Indy 500, solo 14 giri per Alesi: ne valeva la pena?
Facciamo un passo “breve”, da Montecarlo superiamo l’Atlantico e buttiamo un occhio alla 500 miglia di Indianapolis, una delle gare più illustri del mondo. C’è Rubens Barrichello, ormai titolare effettivo in IndyCar, c’è soprattutto Jean Alesi.
Qualcuno l’ha preso per pazzo, qualcun altro per un eroe. Di mezzo c’è un pilota quarantottenne che non voleva sentirsi un ex, che inseguiva un sogno e che in un modo o nell’altro l’ha coronato.
Alesi, indimenticato ex di F1, ha strappato con le unghie e con i denti una qualificazione impossibile a Indianapolis. Ultimissimo in griglia per colpa di un motoraccio, quello Lotus, acciaccato, spompato e dimissionario. Troppo lenta la Black e Gold versione Yankee rispetto alle concorrenti per far fare bella figura al veterano francese.
Eppure Jean ce l’ha fatta, regalandosi l’emozione di prendere il via dopo aver ascolato il famigerato “The Star-Spangled Banner” e aver vissuto la botta di adrenalina dettata da una bandiera verde che sembra non arrivare mai.
Come il “Don Chisciotte” di Cervantes, Alesi ha combattutto la sua battaglia contro i mulini al vento, correndo contro quei 210 miglia orari di media che sono imbarazzanti rispetto ai tempi del gruppo. Non ne ha colpe ma la sua 500 miglia è stata una 30 miglia o poco più. Quattordici tornate, una passerella che sa di calvario, una firma in calce che brucia più che pesare.
Fermato dalla direzione gara perchè troppo lento. Jean Alesi, il pilota di F1 che qualche migliaio di Km più su – a Montreal – ha fatto piangere di gioia l’universo ferrarista ,si ritrova piccolo e quasi fa tenerezza. Una mascotte e non il guerriero che merita di essere. Insomma, ma ne valeva davvero la pena?
Mesi di preparazione fisica, contratti, viaggi, impegno assoluto per salutare la sua America così, sorridente con una coppola in testa ma non certo da protagonista. A nessun pilota, di nessuna categoria, piace essere fermato perchè troppo lento. Nemmeno se la colpa è tutta della monoposto.
Dà fastidio a prescindere, è un colpo duro da digerire.
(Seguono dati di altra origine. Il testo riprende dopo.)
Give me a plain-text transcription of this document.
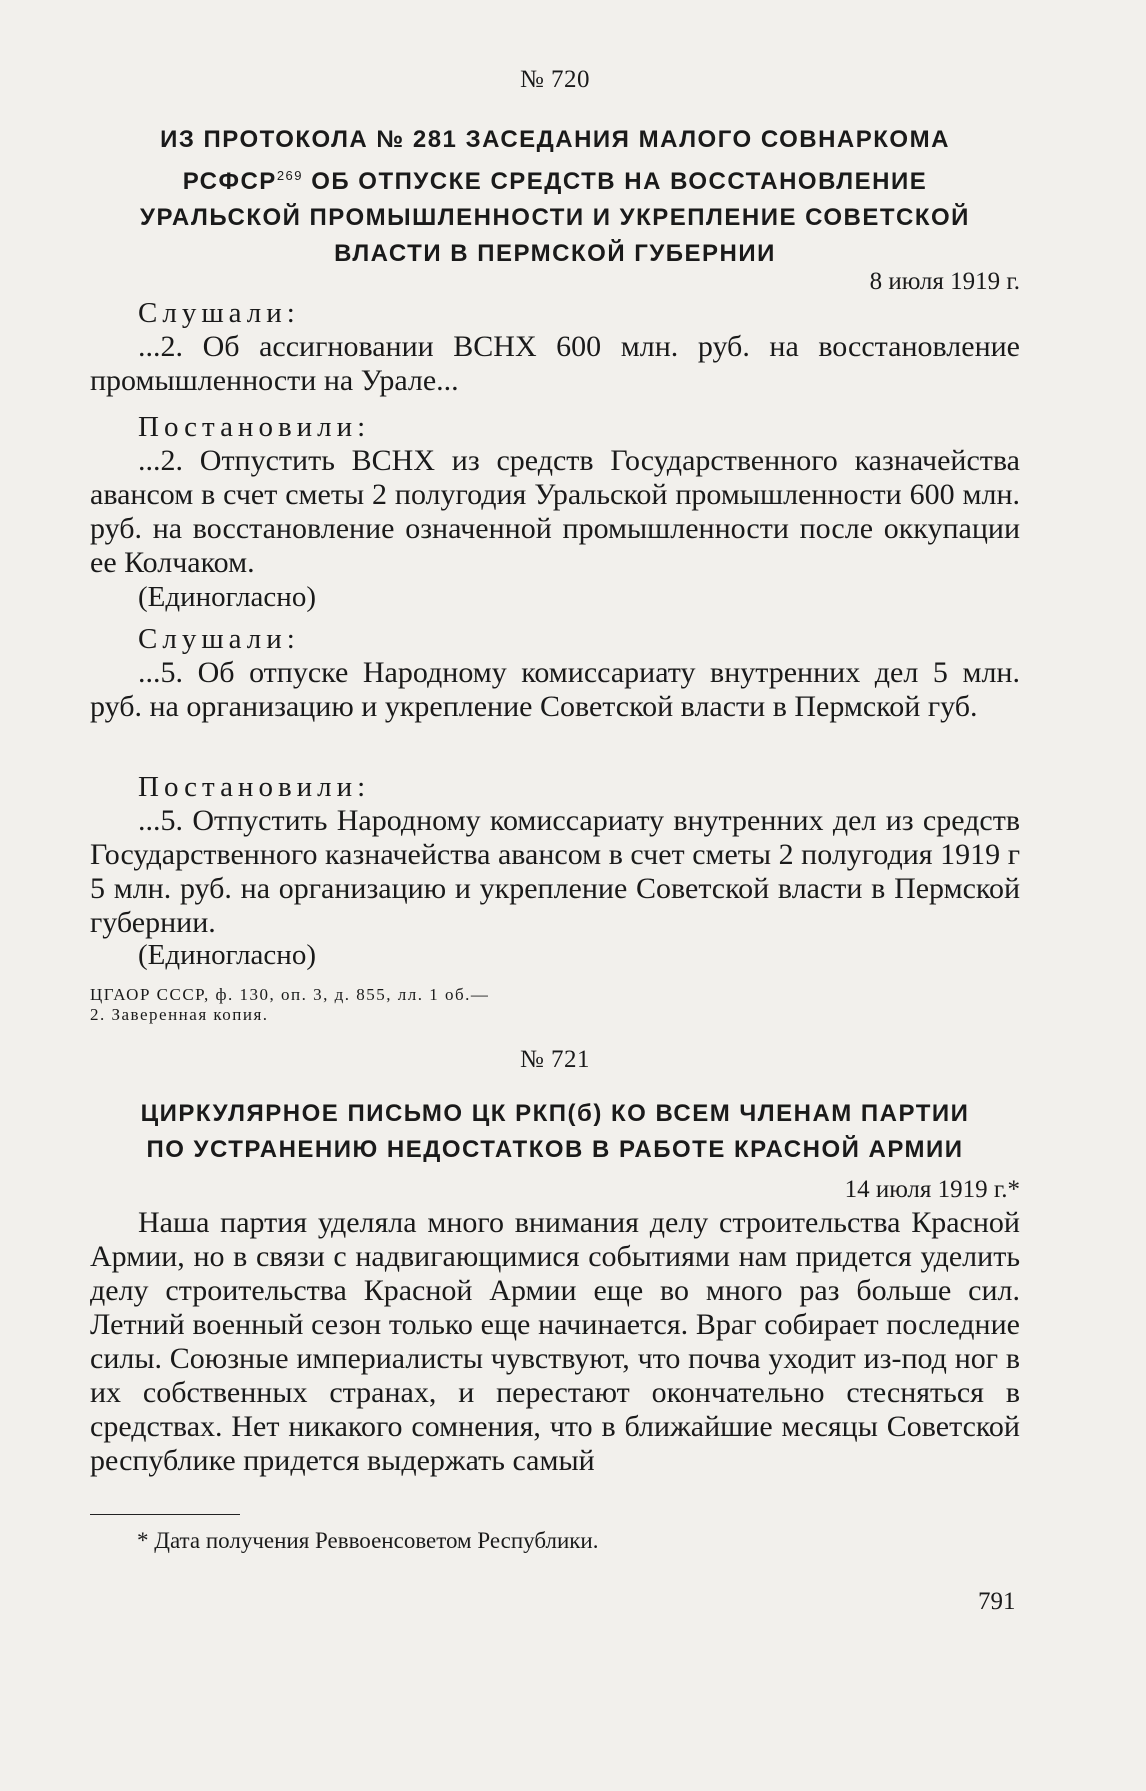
№ 720
ИЗ ПРОТОКОЛА № 281 ЗАСЕДАНИЯ МАЛОГО СОВНАРКОМА
РСФСР$^{269}$ ОБ ОТПУСКЕ СРЕДСТВ НА ВОССТАНОВЛЕНИЕ
УРАЛЬСКОЙ ПРОМЫШЛЕННОСТИ И УКРЕПЛЕНИЕ СОВЕТСКОЙ
ВЛАСТИ В ПЕРМСКОЙ ГУБЕРНИИ
8 июля 1919 г.
Слушали:

...2. Об ассигновании ВСНХ 600 млн. руб. на восстановление промышленности на Урале...

Постановили:

...2. Отпустить ВСНХ из средств Государственного казначейства авансом в счет сметы 2 полугодия Уральской промышленности 600 млн. руб. на восстановление означенной промышленности после оккупации ее Колчаком.

(Единогласно)
Слушали:

...5. Об отпуске Народному комиссариату внутренних дел 5 млн. руб. на организацию и укрепление Советской власти в Пермской губ.

Постановили:

...5. Отпустить Народному комиссариату внутренних дел из средств Государственного казначейства авансом в счет сметы 2 полугодия 1919 г 5 млн. руб. на организацию и укрепление Советской власти в Пермской губернии.

(Единогласно)
ЦГАОР СССР, ф. 130, оп. 3, д. 855, лл. 1 об.—2. Заверенная копия.
№ 721
ЦИРКУЛЯРНОЕ ПИСЬМО ЦК РКП(б) КО ВСЕМ ЧЛЕНАМ ПАРТИИ
ПО УСТРАНЕНИЮ НЕДОСТАТКОВ В РАБОТЕ КРАСНОЙ АРМИИ
14 июля 1919 г.*

Наша партия уделяла много внимания делу строительства Красной Армии, но в связи с надвигающимися событиями нам придется уделить делу строительства Красной Армии еще во много раз больше сил. Летний военный сезон только еще начинается. Враг собирает последние силы. Союзные империалисты чувствуют, что почва уходит из-под ног в их собственных странах, и перестают окончательно стесняться в средствах. Нет никакого сомнения, что в ближайшие месяцы Советской республике придется выдержать самый

* Дата получения Реввоенсоветом Республики.
791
Soprattutto se ti chiami Alesi. Diciamolo pure è sata una figura magra, magrissima. Anche se a vincere probabilmente sono state le ragioni del cuore. Una storia da dimenticare e allo stesso tempo una storia da raccontare questa esperienza oltreoceano di Jean. Sono due facce della stessa medaglia, da mettere al collo con fierezza nel gioco di passione che sono i motori.
Eroico, folle, gliadiatore, inopportuno, avventato? Decidete voi. Certamente irriducibile, se così ha commentato la sua gara “Le regole sono queste, peccato. Ma farò di tutto per esserci anche l’anno prossimo”. Non avevamo alcun dubbio Jean.